Possibility of making &str FFI safe

I apologise if this is a naive question, but what is the capability/is it a good idea/anything else of making &str FFI safe.

I am aware it is not actually a struct, but essentially making &str

#[repr(C)]
struct str {
    pointer: usize,
    len: usize,
}

work in this way so that it can be reliably passed through FFI to an equivalent C struct. I am aware you can just turn the string into a C string, then map it in C, but I would rather avoid null terminated strings.

Is this thought silly? Does it feel pointless? Would it be a nightmare to implement? Would it also be worth doing for array slices? Would array slices come for free?

IIRC strings in Rust are UTF-8 and the char type isn't necessarily a byte, where the encoding of C strings is not specified and a char is always a byte.
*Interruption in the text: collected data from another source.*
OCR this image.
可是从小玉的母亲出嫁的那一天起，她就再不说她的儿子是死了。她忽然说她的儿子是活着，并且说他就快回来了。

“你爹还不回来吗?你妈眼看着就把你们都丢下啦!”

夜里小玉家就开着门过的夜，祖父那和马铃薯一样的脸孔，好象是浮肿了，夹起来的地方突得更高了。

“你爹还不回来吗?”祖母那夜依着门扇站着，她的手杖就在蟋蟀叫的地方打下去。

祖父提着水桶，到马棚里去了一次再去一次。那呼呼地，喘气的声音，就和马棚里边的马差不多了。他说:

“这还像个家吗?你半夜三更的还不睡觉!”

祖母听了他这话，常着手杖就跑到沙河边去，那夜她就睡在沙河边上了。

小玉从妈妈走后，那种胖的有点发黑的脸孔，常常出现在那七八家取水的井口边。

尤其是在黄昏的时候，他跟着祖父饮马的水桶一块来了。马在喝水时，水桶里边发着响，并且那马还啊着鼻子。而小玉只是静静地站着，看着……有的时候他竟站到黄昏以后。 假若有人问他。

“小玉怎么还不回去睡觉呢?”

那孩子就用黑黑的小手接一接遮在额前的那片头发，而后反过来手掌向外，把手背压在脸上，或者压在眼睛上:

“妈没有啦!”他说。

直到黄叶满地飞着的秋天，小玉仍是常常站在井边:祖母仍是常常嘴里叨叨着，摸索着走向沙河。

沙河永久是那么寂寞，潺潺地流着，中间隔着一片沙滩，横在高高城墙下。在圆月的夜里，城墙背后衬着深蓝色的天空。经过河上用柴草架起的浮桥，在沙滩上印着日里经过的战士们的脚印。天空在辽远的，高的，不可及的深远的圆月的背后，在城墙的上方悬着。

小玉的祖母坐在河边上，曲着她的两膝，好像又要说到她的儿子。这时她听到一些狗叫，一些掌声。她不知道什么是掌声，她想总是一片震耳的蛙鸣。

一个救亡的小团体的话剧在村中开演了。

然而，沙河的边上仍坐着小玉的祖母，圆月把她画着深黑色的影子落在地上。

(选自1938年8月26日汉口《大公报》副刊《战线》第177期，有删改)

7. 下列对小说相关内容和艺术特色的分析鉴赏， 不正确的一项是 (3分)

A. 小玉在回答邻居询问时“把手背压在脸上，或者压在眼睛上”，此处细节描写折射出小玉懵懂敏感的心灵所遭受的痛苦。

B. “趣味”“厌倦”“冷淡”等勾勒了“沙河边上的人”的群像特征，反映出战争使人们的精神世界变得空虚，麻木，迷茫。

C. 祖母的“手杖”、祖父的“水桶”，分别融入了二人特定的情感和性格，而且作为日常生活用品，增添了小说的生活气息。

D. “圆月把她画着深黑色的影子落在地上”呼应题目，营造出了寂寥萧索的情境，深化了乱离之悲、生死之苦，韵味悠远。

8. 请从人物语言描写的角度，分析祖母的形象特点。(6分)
There's a lot more that str does under the hood than provide a length-specified string.

You can already get a *const u8 out of an &str, which is an FFI-compatible type, so I don’t think the hypothetical freedom of implementation for C’s char is really an obstacle here. In C23 there’s a named type char8_t for “UTF-8 code unit”, but it’s just defined as a standard alias for unsigned char. That would be close enough if we wanted to make &str FFI-compatible, as only a slight step beyond making &[u8] FFI-compatible. (I agree that plain char, which might be signed, doesn’t quite match up, however.)

3 Likes

Yep, yep. That makes a good bit of sense. Thank you kindly

Using usize for the pointer is wrong, as that looses provenance. It has to be a pointer / reference type.

I don't believe the field order in a thick pointer in Rust is guaranteed stable, though I would be surprised if it ever changes.

2 Likes

Another consideration: If you ever want to use the str in C, it probably needs to be null-terminated

Last I checked it is not, though the standard library does rely on it on a few places.

1 Like

https://github.com/rust-lang/rfcs/pull/3775

7 Likes

The standard library can generally assume this kind of stuff because it's shipped together with the compiler, so if the compiler ever changed the representation the stdlib would be updated at the same time.

1 Like

I'm aware, but ironically enough the locations where I've encountered it have no local checks to ensure the layout is correct. I can't imagine it wouldn't fail CI, but it's not the best case scenario where it would merely fail to compile.

I don't think Rust should make str FFI safe, because it would be a footgun for FFI novices, making them think just using str in an extrrn C function would magically convert it into/from a nul-terminated string instead of realizing they would need that struct in the C side.

I guess it may be fine to have str as FFI safe but with a lint that explains this possible pitfall enabled by default.

AFAIK Rust generally avoids having lints like that that are basically "yes I have read the rules" lints rather than actual problems in your code that would be applicable no matter your experience level.

The general idea is that you shouldn't need to allow any lints every time you use some feature (unless using the feature is basically always a bug like std::mem::uninitialized() is)

Not inherently. As long as you know it isn't, many functions can work with it. printf can print it with %.*s for instance.

2 Likes

Isn't this subject to ABI rules? For example, a &str argument may be passed in a wide register, as a pointer, two registers, or passed on the stack depending on things like argument position and such which may be different than a bare sequence of int and const char* arguments.

Also, for the specific example given, %.*s requires the precision be an int, so truncation may occur.

Part of this effort would be deciding on a lowering for &str specifically in extern "C" functions*, and not just embedded in structs, without necessarily affecting the representation in Rust-ABI functions. If we wanted to say “this is always passed the same way as struct { char8_t *start; size_t length; } would be”, we could do that (and by “we” I mean “the FFI working group”).

* and C-unwind, and any other ABI expected to match up with some kind of C or C++ header declaration.